My presentation strategy was to introduce Rudel as my central character, then to read passages concerning the war's higher-ups as they pursued the war, and finally to speculate on the intersection of these muckety-mucks' policies with Rudel's ongoing development as a person. The best history, I'm discovering, is represented in fiction by stating the unvarnished facts and allowing readers – and listeners – to draw their own conclusions, based on the characters. No one quibbled with my take on the history itself, and most seemed intrigued with the Rudel character, a historical but little known figure.
The project is one-fourth finished. With a little luck, a light dusting of inspiration, and all due diligence, I'll have the finished manuscript in hand by January, 2009, and I can stop bending your ear about this.
My favorite book blog, besides my own, The Millions, recently reported that while book retail sales are tanking, that B&N and Borders may be married, fiction sales are up, particularly graphic fiction and romance. Take that, serious fiction writers.
I dare not expose my dear reader(s) to another column straight from the Times Literary Supplement, but for the writers out there, I have to mention another worthwhile book TLS brought to my attention: How Novels Work, by James Wood. It’s more a book of criticism, than a beginner’s how-to, but that should be right up any overachieving writer’s alley. Think about it.

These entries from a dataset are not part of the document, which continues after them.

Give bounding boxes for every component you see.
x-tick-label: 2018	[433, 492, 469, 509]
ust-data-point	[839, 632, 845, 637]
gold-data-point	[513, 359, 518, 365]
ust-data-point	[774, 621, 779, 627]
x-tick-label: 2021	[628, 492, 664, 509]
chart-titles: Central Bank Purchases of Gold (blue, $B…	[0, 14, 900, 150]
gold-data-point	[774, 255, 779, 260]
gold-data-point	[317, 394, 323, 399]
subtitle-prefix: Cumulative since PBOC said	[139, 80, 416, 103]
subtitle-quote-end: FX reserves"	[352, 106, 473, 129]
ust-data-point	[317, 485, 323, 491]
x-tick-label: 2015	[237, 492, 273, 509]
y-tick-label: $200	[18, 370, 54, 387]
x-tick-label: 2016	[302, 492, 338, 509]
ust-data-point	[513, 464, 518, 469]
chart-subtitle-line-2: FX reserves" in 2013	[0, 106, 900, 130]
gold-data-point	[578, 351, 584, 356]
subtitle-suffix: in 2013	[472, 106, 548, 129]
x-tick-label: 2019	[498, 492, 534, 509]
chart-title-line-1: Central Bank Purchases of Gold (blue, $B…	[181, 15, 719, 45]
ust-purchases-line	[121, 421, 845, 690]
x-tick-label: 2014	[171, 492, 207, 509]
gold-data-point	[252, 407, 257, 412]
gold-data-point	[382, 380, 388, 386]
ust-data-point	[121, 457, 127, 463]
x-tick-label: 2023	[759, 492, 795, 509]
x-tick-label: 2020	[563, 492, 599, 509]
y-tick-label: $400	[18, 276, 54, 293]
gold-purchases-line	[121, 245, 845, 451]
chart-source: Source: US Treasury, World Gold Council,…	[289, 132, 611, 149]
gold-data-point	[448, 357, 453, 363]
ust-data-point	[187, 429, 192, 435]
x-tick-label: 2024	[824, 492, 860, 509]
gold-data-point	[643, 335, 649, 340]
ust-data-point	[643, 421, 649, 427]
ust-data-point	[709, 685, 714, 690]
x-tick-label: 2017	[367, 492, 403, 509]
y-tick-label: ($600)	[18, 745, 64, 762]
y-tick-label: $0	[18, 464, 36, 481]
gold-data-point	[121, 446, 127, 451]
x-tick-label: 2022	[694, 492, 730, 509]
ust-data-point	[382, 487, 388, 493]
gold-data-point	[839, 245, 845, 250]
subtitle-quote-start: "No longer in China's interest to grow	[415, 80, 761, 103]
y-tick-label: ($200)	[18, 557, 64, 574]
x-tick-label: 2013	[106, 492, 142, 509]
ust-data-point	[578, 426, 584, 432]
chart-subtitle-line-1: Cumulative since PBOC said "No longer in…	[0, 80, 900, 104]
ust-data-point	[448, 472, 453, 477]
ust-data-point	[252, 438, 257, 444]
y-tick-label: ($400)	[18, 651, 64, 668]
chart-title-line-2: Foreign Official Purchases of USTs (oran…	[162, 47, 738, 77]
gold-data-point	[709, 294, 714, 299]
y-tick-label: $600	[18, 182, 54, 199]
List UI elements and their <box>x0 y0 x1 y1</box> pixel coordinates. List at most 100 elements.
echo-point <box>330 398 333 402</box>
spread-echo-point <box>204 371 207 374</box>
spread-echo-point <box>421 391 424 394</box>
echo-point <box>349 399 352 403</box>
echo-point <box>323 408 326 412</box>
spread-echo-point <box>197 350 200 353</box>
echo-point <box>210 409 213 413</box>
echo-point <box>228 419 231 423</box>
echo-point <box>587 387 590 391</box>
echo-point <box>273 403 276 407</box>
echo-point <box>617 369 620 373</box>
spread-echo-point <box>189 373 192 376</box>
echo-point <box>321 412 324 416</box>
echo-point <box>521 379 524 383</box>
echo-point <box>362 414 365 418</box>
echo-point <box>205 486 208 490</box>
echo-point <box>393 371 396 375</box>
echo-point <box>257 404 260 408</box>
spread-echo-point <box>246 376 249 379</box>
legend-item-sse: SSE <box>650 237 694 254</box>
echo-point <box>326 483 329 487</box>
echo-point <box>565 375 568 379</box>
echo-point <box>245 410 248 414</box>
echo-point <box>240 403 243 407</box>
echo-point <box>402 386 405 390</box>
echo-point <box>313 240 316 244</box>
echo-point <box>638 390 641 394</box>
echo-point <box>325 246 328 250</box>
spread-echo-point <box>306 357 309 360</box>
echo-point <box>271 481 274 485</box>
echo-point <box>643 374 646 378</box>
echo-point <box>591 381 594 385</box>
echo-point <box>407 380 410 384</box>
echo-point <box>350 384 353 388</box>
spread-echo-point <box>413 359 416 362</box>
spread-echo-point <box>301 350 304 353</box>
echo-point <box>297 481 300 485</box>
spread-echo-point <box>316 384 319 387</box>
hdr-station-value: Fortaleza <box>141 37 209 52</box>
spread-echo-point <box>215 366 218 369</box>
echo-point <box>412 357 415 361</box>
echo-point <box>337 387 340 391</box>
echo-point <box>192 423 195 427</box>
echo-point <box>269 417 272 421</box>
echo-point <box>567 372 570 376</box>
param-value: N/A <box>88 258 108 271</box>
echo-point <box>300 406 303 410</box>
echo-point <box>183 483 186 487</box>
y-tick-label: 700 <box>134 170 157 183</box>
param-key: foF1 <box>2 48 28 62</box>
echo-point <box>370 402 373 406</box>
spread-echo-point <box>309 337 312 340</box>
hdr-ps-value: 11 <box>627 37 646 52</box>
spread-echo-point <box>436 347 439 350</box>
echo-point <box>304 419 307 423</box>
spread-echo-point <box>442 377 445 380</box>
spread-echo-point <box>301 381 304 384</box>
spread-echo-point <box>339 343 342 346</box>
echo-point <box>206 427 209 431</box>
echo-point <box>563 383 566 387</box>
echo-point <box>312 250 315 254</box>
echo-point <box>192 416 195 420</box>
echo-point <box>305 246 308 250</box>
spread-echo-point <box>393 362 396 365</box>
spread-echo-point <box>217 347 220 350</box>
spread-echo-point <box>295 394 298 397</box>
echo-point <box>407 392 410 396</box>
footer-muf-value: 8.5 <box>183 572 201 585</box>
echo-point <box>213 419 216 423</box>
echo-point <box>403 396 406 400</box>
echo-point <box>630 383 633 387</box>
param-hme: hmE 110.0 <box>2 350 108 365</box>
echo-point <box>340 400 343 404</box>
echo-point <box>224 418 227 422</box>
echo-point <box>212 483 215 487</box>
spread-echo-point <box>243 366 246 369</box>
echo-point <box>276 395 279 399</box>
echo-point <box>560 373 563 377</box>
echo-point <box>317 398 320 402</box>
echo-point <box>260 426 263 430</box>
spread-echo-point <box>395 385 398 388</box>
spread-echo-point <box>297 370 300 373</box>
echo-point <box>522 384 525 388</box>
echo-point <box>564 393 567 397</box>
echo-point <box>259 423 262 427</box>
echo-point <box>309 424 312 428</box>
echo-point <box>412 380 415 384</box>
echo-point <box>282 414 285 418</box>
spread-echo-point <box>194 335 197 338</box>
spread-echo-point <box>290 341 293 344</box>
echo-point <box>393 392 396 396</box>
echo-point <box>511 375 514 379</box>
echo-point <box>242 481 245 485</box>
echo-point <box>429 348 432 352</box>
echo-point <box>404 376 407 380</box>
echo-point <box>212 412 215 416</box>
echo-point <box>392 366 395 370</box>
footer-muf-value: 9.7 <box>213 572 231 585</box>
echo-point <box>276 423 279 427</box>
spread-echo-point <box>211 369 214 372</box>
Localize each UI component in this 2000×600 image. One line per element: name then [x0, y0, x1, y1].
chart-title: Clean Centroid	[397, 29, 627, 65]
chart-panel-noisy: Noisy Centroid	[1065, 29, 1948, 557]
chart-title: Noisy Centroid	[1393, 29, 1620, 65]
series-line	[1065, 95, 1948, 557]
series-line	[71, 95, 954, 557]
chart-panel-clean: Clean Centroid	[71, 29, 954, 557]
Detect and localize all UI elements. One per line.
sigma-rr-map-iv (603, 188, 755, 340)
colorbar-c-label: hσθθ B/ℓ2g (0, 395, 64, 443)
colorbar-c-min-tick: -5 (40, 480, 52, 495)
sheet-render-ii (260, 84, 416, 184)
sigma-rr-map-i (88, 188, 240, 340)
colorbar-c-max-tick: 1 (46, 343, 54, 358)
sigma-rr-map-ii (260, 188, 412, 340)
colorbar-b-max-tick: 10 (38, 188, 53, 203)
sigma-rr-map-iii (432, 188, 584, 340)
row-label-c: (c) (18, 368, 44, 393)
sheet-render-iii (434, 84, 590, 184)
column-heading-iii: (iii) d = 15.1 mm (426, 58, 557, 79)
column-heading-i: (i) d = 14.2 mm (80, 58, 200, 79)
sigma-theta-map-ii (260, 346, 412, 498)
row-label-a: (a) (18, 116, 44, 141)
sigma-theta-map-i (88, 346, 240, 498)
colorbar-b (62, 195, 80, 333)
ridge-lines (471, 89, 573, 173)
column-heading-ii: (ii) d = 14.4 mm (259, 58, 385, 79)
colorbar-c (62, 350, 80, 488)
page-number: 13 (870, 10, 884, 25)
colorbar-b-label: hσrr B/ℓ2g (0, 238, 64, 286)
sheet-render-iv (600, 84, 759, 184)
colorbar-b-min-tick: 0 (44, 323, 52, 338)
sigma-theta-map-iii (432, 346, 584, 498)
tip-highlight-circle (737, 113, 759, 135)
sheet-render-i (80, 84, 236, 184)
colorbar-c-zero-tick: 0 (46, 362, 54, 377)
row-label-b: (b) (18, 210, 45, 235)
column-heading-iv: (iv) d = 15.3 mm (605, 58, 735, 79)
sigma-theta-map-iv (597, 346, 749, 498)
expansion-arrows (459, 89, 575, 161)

April 5th I’ll be giving a presentation in Wilmington, NC, on my manuscript-in-progress, which is concerned with the Eastern Front conflict of WWII. The forum is a conference of Masters of Liberal Arts curricula in the Southeast, the presentations on proposed or recent Masters theses or literary projects. Besides being a manuscript I’d write anyway, this is my Masters project. And as if the subject matter isn’t provocative enough, I plan to end my half-hour segment with a discussion of the complex relationship between politics and the military. Kevlar vests are optional. Maybe I’ll let you know how it turns out. Oh, and the picture above is to remind me that beauty persists despite such ugly and desperate subject matter.